The exchange resulted in internal documents from Mossack Fonseca — a Panama law firm that creates anonymous offshore companies around the world — being sent to staff at the Süddeutsche Zeitung, a large German daily. The newspaper had been involved in tax-haven investigations before.
The newspaper received about 2.6 terabytes (2,600 gigabytes) worth of information detailing how leaders, celebrities and athletes from around the globe acquired shell companies that can enable owners to cover up their dealings, and hide money.
The newspaper, which described in an article how it acquired the trove of documents, said the source of the material wanted no financial compensation. The source asked only for encryption and other security measures: “There are a couple of conditions. My life is in danger. We will only chat over encrypted files. No meetings, ever. The choice of stories is up to you.”
Asked why the source was leaking the documents, the reply was: “I want to make these crimes public.”
“He said that they must be stopped,” the newspaper’s Bastian Obermayer, who was involved in the project, said in a video. “It’s rotten business they are doing.”
After receiving the data, the newspaper’s staff — realizing the 11. 5 million documents would be too much to take on for one newspaper, brought it to the Washington, D.C.-based International Consortium of Investigative Journalists (ICIJ).
In one case two years ago, a whistle-blower sold internal Mossack Fonseca data to German authorities. That data was much older and smaller in scope, the newspaper said. It addressed a few hundred offshore companies and led investigators to search the homes and offices of about 100 people.
In the end, major German banks including Commerzbank and Hypovereinsbank paid millions of euros in fines. Since then, other countries have also acquired data from the initial smaller leak, among them the United States, the United Kingdom and Iceland.

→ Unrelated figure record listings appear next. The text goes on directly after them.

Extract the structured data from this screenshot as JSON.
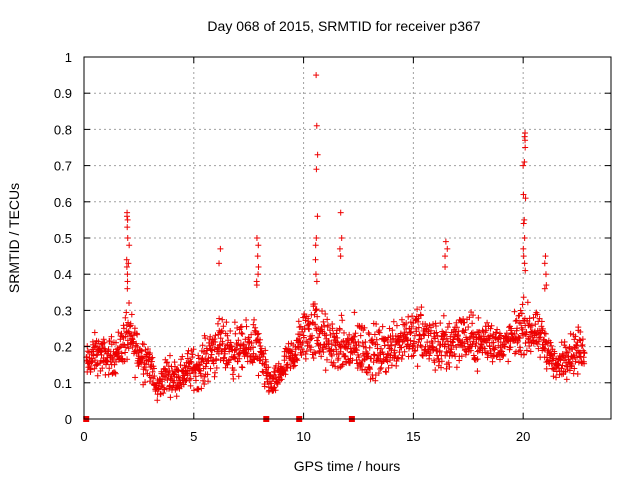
{
  "chart_data": {
    "type": "scatter",
    "title": "Day 068 of 2015, SRMTID for receiver p367",
    "xlabel": "GPS time / hours",
    "ylabel": "SRMTID / TECUs",
    "xlim": [
      0,
      24
    ],
    "ylim": [
      0,
      1
    ],
    "x_ticks": [
      0,
      5,
      10,
      15,
      20
    ],
    "x_tick_labels": [
      "0",
      "5",
      "10",
      "15",
      "20"
    ],
    "y_ticks": [
      0,
      0.1,
      0.2,
      0.3,
      0.4,
      0.5,
      0.6,
      0.7,
      0.8,
      0.9,
      1
    ],
    "y_tick_labels": [
      "0",
      "0.1",
      "0.2",
      "0.3",
      "0.4",
      "0.5",
      "0.6",
      "0.7",
      "0.8",
      "0.9",
      "1"
    ],
    "grid": true,
    "marker": "+",
    "color": "#ee0000",
    "zero_markers_x": [
      0.1,
      8.3,
      9.8,
      12.2
    ],
    "envelope": {
      "x": [
        0.1,
        0.5,
        1.0,
        1.5,
        2.0,
        2.5,
        3.0,
        3.3,
        3.7,
        4.2,
        4.8,
        5.3,
        5.8,
        6.3,
        6.8,
        7.3,
        7.8,
        8.2,
        8.6,
        9.0,
        9.5,
        10.0,
        10.5,
        11.0,
        11.5,
        12.0,
        12.5,
        13.0,
        13.5,
        14.0,
        14.5,
        15.0,
        15.5,
        16.0,
        16.5,
        17.0,
        17.5,
        18.0,
        18.5,
        19.0,
        19.5,
        20.0,
        20.5,
        21.0,
        21.5,
        22.0,
        22.5,
        22.8
      ],
      "low": [
        0.08,
        0.1,
        0.1,
        0.1,
        0.12,
        0.08,
        0.08,
        0.03,
        0.05,
        0.05,
        0.06,
        0.06,
        0.08,
        0.1,
        0.08,
        0.1,
        0.1,
        0.05,
        0.04,
        0.07,
        0.1,
        0.12,
        0.12,
        0.1,
        0.1,
        0.08,
        0.08,
        0.07,
        0.08,
        0.1,
        0.12,
        0.12,
        0.1,
        0.1,
        0.08,
        0.12,
        0.12,
        0.12,
        0.12,
        0.14,
        0.14,
        0.15,
        0.15,
        0.12,
        0.08,
        0.1,
        0.1,
        0.12
      ],
      "high": [
        0.22,
        0.26,
        0.24,
        0.26,
        0.35,
        0.28,
        0.24,
        0.12,
        0.2,
        0.18,
        0.22,
        0.22,
        0.3,
        0.3,
        0.3,
        0.28,
        0.32,
        0.22,
        0.14,
        0.2,
        0.25,
        0.34,
        0.38,
        0.32,
        0.3,
        0.3,
        0.32,
        0.3,
        0.28,
        0.3,
        0.34,
        0.35,
        0.34,
        0.3,
        0.32,
        0.34,
        0.32,
        0.3,
        0.32,
        0.26,
        0.3,
        0.36,
        0.32,
        0.3,
        0.2,
        0.26,
        0.28,
        0.25
      ]
    },
    "spikes": [
      {
        "x": 2.0,
        "values": [
          0.57,
          0.56,
          0.55,
          0.53,
          0.5,
          0.48,
          0.44,
          0.43,
          0.42,
          0.4,
          0.38,
          0.36
        ]
      },
      {
        "x": 6.2,
        "values": [
          0.47,
          0.43
        ]
      },
      {
        "x": 7.9,
        "values": [
          0.5,
          0.48,
          0.45,
          0.42,
          0.4,
          0.38,
          0.37
        ]
      },
      {
        "x": 10.6,
        "values": [
          0.95,
          0.81,
          0.73,
          0.69,
          0.56,
          0.5,
          0.48,
          0.44,
          0.4,
          0.38
        ]
      },
      {
        "x": 11.7,
        "values": [
          0.57,
          0.5,
          0.47,
          0.45
        ]
      },
      {
        "x": 16.5,
        "values": [
          0.49,
          0.47,
          0.45,
          0.42
        ]
      },
      {
        "x": 20.05,
        "values": [
          0.79,
          0.78,
          0.77,
          0.75,
          0.71,
          0.7,
          0.62,
          0.61,
          0.55,
          0.54,
          0.5,
          0.47,
          0.45,
          0.43,
          0.41
        ]
      },
      {
        "x": 21.0,
        "values": [
          0.45,
          0.43,
          0.4,
          0.37,
          0.36
        ]
      }
    ]
  }
}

Still, the Panama Papers is the largest project by far for the newspaper. It involved around 400 journalists from more than 100 media organizations in over 80 countries, some of whom worked on the earlier tax haven stories, according to the newspaper.
The documents are primarily comprised of emails, pdf files, photo files and excerpts of an internal Mossack Fonseca database. It covers a period spanning from the 1970s to December 2015, according to the ICIJ.

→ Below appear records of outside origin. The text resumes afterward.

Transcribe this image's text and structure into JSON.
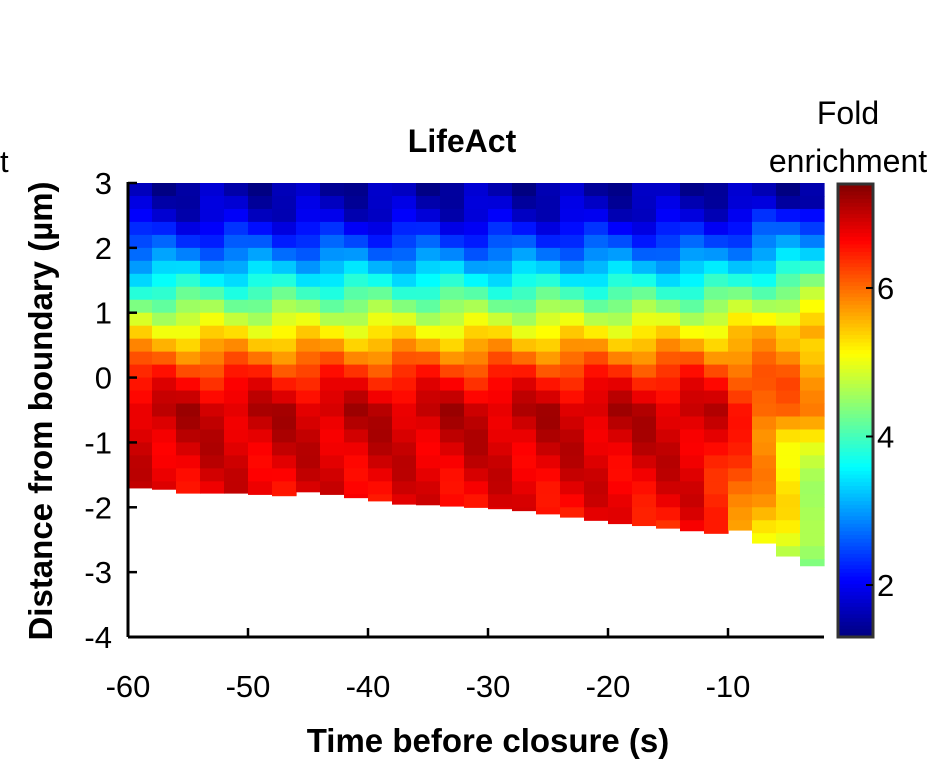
{
  "chart_data": {
    "type": "heatmap",
    "title": "LifeAct",
    "xlabel": "Time before closure (s)",
    "ylabel": "Distance from boundary (µm)",
    "left_edge_fragment": "t",
    "xlim": [
      -60,
      -2
    ],
    "ylim": [
      -4,
      3
    ],
    "x_ticks": [
      -60,
      -50,
      -40,
      -30,
      -20,
      -10
    ],
    "x_tick_labels": [
      "-60",
      "-50",
      "-40",
      "-30",
      "-20",
      "-10"
    ],
    "y_ticks": [
      -4,
      -3,
      -2,
      -1,
      0,
      1,
      2,
      3
    ],
    "y_tick_labels": [
      "-4",
      "-3",
      "-2",
      "-1",
      "0",
      "1",
      "2",
      "3"
    ],
    "colormap": "jet",
    "colorbar": {
      "label_line1": "Fold",
      "label_line2": "enrichment",
      "range": [
        1.3,
        7.4
      ],
      "ticks": [
        2,
        4,
        6
      ],
      "tick_labels": [
        "2",
        "4",
        "6"
      ]
    },
    "time_bins_s": [
      -60,
      -58,
      -56,
      -54,
      -52,
      -50,
      -48,
      -46,
      -44,
      -42,
      -40,
      -38,
      -36,
      -34,
      -32,
      -30,
      -28,
      -26,
      -24,
      -22,
      -20,
      -18,
      -16,
      -14,
      -12,
      -10,
      -8,
      -6,
      -4,
      -2
    ],
    "lower_boundary_um": [
      -1.7,
      -1.72,
      -1.78,
      -1.78,
      -1.78,
      -1.8,
      -1.82,
      -1.76,
      -1.8,
      -1.85,
      -1.9,
      -1.95,
      -1.96,
      -1.98,
      -2.0,
      -2.02,
      -2.05,
      -2.1,
      -2.15,
      -2.2,
      -2.25,
      -2.28,
      -2.32,
      -2.36,
      -2.4,
      -2.35,
      -2.55,
      -2.75,
      -2.9,
      -3.05
    ],
    "mean_profile": {
      "distance_um": [
        3.0,
        2.5,
        2.0,
        1.5,
        1.0,
        0.5,
        0.0,
        -0.5,
        -1.0,
        -1.5,
        -2.0,
        -2.5,
        -3.0
      ],
      "fold_enrichment": [
        1.5,
        1.8,
        2.6,
        3.6,
        4.6,
        5.6,
        6.5,
        7.0,
        6.9,
        6.8,
        6.7,
        6.4,
        6.0
      ]
    }
  }
}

“The sheer number of people we found in the data is becoming clear to us — dictators, Japanese mafia, Sicilian mafia, Russia mafia, weapons dealers, drug dealers, pedophiles,” the newspaper’s Frederik Obermaier, who also worked on the project, said in the video.
“You start to feel a little nervous when you realize that this one leak is going to expose them all, and that it all started at the Sueddeutsche Zeitung.”